# Statistical Evaluation Tests for Five-Year Forecasts

This demo provides step-by-step instructions on how to invoke statistical **T** (the classical paired t-test) and **W** (the Wilcoxon signed-rank test) evaluation tests for two five-year RELM forecasts. It also explains which data products and images are generated by the evaluation tests, and allows user to view results. This tutorial uses *EvaluationTest.py* CSEP Python module in standalone mode to invoke the tests. Python code, which is a simplified implementation of standalone functionality of the *EvaluationTest.py* module, is also provided in case users want to integrate this CSEP functionality within their custom Python routines.

## Test Case

   We use command-line options to provide *EvaluationTest.py* module with necessary information about forecasts and observations that are used for the evaluation.
 
   Comparable forecasts files should be placed in the same directory which represents *forecast group*. Forecast group within CSEP is defined as a collection of comparable forecasts for the same testing region with the same target earthquakes. 
   This test case uses two RELM five-year forecasts which are stored in *RELMEvaluation/forecasts* directory: 
   * *helmstetter_et_al.hkj.dat*
   * *wiemer_schorlemmer.alm.dat*

Observation catalog *catalog.dat* with two events is placed in *RELMEvaluation/observations* directory. Observed events should be stored in ASCII [ZMAP](https://northridge.usc.edu/trac/csep/wiki/catalogZMAPformat) format file.

### Command-line Options

The following command-line options should be provided to the *EvaluationTest.py* module to invoke evalation tests.

* *--forecasts=RELMEvaluation/forecasts* - Directory where *helmstetter_et_al.hkj.dat* and *wiemer_schorlemmer.alm.dat* forecasts files in ASCII [CSEPForecast](https://northridge.usc.edu/trac/csep/wiki/ForecastFormat) format are stored

In [None]:
!ls RELMEvaluation/forecasts

* *--catalog=RELMEvaluation/observations/catalog.dat* - Path to the observation catalog file in ASCII [ZMAP](https://northridge.usc.edu/trac/csep/wiki/catalogZMAPformat) format

In [None]:
!ls RELMEvaluation/observations

   We use observation catalog which consists of two events and confirms to the ASCII [ZMAP](https://northridge.usc.edu/trac/csep/wiki/catalogZMAPformat) format:

In [None]:
!cat RELMEvaluation/observations/catalog.dat

   Forecast's 5-year testing period is defined by start date of 2006/01/01 inclusively and end date of 2011/01/01 exclusively.
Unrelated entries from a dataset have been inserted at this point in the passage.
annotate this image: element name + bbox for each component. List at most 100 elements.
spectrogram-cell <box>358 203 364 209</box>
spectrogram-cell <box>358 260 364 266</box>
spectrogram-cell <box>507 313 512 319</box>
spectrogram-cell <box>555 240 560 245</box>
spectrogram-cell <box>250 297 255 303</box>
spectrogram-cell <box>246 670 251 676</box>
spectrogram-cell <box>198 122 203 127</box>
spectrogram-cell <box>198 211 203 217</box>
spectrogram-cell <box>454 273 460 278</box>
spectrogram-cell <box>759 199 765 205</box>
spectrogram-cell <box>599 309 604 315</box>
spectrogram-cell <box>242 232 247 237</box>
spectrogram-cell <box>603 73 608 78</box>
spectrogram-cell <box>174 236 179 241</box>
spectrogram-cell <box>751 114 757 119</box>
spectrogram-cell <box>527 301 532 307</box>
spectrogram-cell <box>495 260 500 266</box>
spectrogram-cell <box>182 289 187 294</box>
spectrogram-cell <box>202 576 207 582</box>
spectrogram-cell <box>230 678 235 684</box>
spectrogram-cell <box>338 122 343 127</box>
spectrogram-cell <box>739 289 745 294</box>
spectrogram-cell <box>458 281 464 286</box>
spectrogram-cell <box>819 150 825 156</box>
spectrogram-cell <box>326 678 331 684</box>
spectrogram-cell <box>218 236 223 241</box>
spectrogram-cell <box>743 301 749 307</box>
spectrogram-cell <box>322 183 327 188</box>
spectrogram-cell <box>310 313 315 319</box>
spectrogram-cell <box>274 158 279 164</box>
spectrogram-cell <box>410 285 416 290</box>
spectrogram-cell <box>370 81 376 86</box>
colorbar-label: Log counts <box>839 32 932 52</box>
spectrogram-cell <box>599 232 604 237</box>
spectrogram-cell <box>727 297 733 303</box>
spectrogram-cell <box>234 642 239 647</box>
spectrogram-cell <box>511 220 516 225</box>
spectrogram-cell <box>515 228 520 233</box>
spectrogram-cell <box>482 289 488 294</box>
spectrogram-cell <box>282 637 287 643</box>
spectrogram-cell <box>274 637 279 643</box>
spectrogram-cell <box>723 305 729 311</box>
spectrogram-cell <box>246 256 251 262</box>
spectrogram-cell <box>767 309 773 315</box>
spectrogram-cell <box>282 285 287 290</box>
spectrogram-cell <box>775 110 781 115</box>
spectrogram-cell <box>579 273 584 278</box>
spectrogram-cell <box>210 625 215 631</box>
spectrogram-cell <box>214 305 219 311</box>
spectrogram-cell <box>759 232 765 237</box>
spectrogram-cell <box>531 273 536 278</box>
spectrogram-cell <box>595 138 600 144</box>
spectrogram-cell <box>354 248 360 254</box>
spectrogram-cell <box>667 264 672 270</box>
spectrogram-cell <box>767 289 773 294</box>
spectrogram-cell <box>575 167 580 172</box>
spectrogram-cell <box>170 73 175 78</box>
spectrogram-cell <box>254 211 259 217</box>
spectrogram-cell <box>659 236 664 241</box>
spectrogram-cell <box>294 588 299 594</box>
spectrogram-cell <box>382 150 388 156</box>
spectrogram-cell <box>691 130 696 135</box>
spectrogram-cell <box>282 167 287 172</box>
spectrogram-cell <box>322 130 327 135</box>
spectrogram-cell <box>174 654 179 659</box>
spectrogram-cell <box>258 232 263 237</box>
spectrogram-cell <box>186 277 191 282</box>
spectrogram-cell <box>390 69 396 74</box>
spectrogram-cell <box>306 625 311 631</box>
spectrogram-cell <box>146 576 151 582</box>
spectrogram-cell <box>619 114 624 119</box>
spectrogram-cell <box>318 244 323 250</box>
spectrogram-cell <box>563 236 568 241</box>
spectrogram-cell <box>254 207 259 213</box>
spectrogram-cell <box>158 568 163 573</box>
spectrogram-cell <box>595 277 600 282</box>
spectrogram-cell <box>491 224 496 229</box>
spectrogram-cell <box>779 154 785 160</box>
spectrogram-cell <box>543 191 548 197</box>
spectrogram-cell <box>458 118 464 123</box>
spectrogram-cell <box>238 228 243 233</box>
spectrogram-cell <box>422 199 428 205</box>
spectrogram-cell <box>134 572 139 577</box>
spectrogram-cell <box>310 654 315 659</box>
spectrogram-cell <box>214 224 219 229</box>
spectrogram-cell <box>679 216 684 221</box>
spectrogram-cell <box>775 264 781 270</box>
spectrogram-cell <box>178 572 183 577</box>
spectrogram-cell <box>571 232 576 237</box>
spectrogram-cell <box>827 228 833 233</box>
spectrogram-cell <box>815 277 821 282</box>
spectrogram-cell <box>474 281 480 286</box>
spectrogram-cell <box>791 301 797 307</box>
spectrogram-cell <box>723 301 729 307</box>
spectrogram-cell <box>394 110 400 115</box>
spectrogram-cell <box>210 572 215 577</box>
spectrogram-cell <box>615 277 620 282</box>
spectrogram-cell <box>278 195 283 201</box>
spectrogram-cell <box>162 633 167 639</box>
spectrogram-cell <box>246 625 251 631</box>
Test date for evaluation is set to 2006/09/01.

* *--year=2006* - Year of the test date
* *--month=9* - Month of the test date
* *--day=1* - Day of the test date
* *--startDate=2006-01-01* - Start date of the forecast's testing period
* *--endDate=2011-01-01* - End date (exclusively) of the forecast's testing period

   The following options provide information about evaluation tests to invoke:

* *--tests='T W'* - Space-separated list of evaluation tests to invoke
* *--testDir=RELMEvaluation/TWScriptResults* - Directory to store results to

In [None]:
!python3 $CENTERCODE/src/generic/EvaluationTest.py --year=2006 --month=9 --day=1 --startDate=2006-01-01 --endDate=2011-01-01 --catalog=RELMEvaluation/observations/catalog.dat --forecasts=RELMEvaluation/forecasts --tests='T W' --testDir=RELMEvaluation/TWScriptResults

### Tests Results

   This section examines data products that **T** and **W** evaluation tests generated by running above **python3** command.
   Please note that each data product, as generated by the CSEP, has corresponding metadata file with identical filename with an additional *.meta* extention. Metadata file captures information on how each data product has been generated and is used for reproducibility of the results only. You can ignore all generated *.meta files for now.
   
   For example, metadata file for the T-Test result file has the following content:

In [None]:
!cat RELMEvaluation/TWScriptResults/scec.csep.StatisticalTest.sTest_T-Test.xml.*[1-9].meta

#### Forecast Scale Factor

   Forecast scale factor, that corresponds to the test date of 2006/09/01 within testing period, is captured within *TWEvaluation/ScriptResults/ForecastScaleFactor.dat* file:

In [None]:
!cat RELMEvaluation/TWScriptResults/ForecastScaleFactor.dat

#### T-Test Results Files

Result file with **scec.csep.StatisticalTest.sTest_T-Test.xml.** prefix respresents T-test evaluation results for both models.


In [None]:
!cat RELMEvaluation/TWScriptResults/scec.csep.StatisticalTest.sTest_T-Test.xml.*[1-9]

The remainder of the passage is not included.